VMware Communities
trodemaster
Hot Shot
Hot Shot
Jump to solution

Fusion 3.01 breaks OS X Server netboot

With Fusion 2.x and 3.0.0 you could configure a Mac OS X Server virtual machine to boot from the network by configuring the com.apple.boot.plist. When I attempt to boot one of these vm's under fusion 3.0.1 the system fails to boot. It appears that the system stalls the boot process just before the networking would normally load.

I have updated the vm's vmware tools and verified this behavior on two os X 10.6.2 systems. Uninstalling 3.0.1 and reinstalling 3.0.0 returns the vm's to a working state on both systems. I'm passing the following kernel arguments to the system via com.apple.boot.plist

-v rd=*enet rp=nfs:10.0.0.28:/private/tftpboot/NetBoot/NetBootSP0:netboot.nbi/NetInstall.dmg

Boot progress stalls here "finding root"

Please Advise,

Blake

Reply
0 Kudos
1 Solution

Accepted Solutions
HPReg
VMware Employee
VMware Employee
Jump to solution

Setting up a OS X netboot server is fairly easy.

...

Thanks for the pointer.

4) see attachment

Looks like the kernel is unable to find the nic based on this output.

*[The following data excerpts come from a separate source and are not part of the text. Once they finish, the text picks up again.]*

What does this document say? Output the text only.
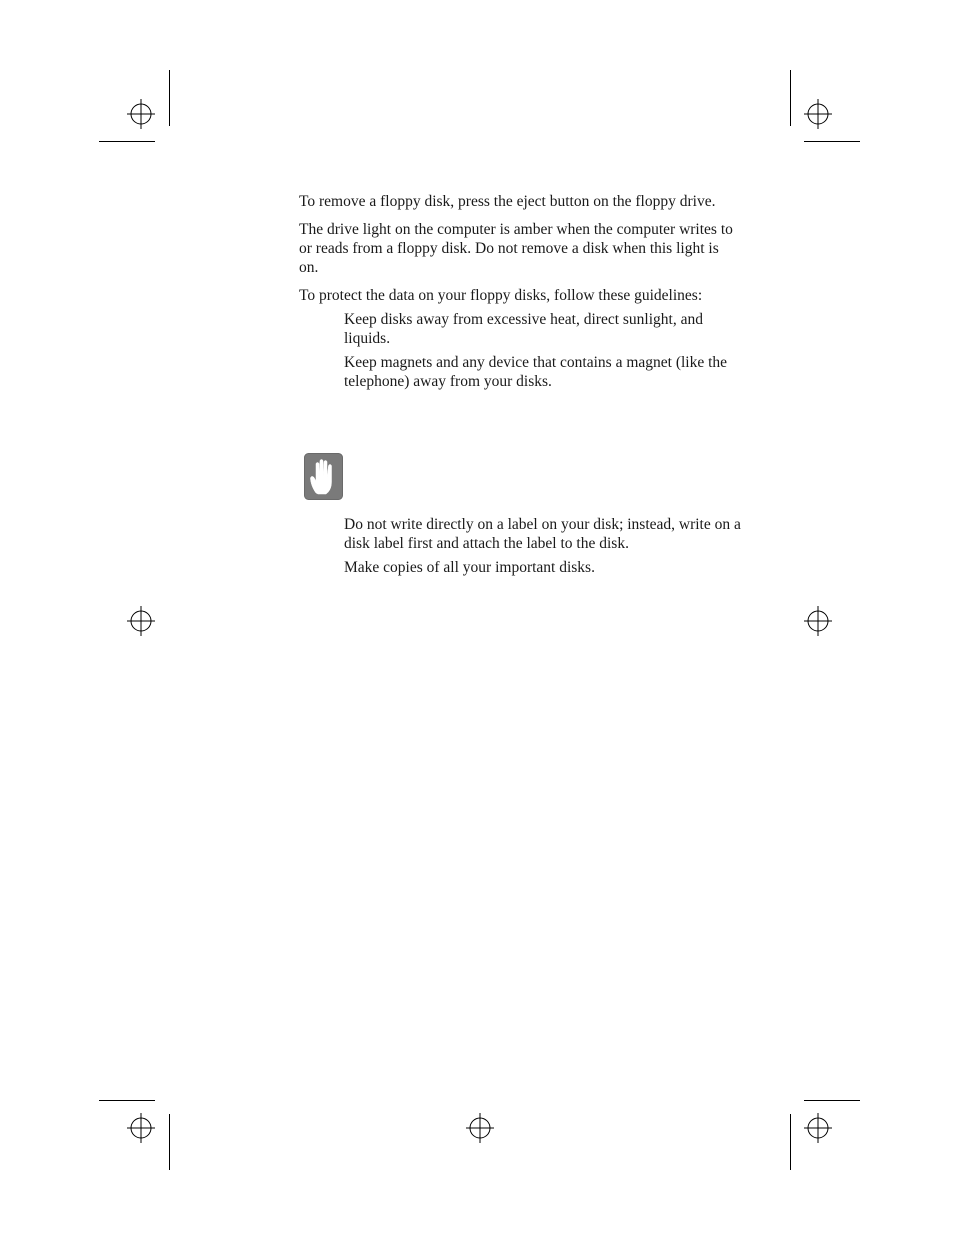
To remove a floppy disk, press the eject button on the floppy drive.

The drive light on the computer is amber when the computer writes to or reads from a floppy disk. Do not remove a disk when this light is on.

To protect the data on your floppy disks, follow these guidelines:

Keep disks away from excessive heat, direct sunlight, and liquids.
Keep magnets and any device that contains a magnet (like the telephone) away from your disks.
Do not write directly on a label on your disk; instead, write on a disk label first and attach the label to the disk.
Make copies of all your important disks.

I agree. The key thing in the successful output are these lines:

AppleIntel8254XEthernet: Ethernet address 00:0c:29:4a:58:71

Got boot device = IOService:/AppleACPIPlatformExpert/PCI0@0/AppleACPIPCI/P2P0@11/IOPCI2PCIBridge/S3F0@2/AppleIntel8254XEthernet/IOEthernetInterface

BSD root: en0

netboot: using network interface 'en0'

It shows that in the successful case (Fusion 3), the AppleIntel8254XEthernet driver (which drives the virtual e1000 NIC) loads, whereas in the failing case (Fusion 3.0.1) it does not. Based on this valuable information, I strongly suspect the issue is with #1, i.e. our virtual EFI change.

Let's check this theory:

o Install a fresh Fusion 3.0.1

o Download the EFI ROMs from Fusion 3 which I have made available to you at:

http://ftpsite.vmware.com/download/bgarner/EFI32.ROM

http://ftpsite.vmware.com/download/bgarner/EFI64.ROM

o Modify your VM to use the downloaded EFI ROMs (from Fusion 3) instead of the default ones (from Fusion 3.0.1), by adding these lines to your .vmx file:

efi32.filename = ""

o Power on the VM

If I'm correct, then this time NetBoot will work.

So what did we change in our virtual EFI? In the new EFI, we improved boot time by allowing the Apple bootloader (boot.efi) to load the single .mkext file (kernel + all kexts in one file) whereas in the old EFI the Apple bootloader was loading all these component as individual files.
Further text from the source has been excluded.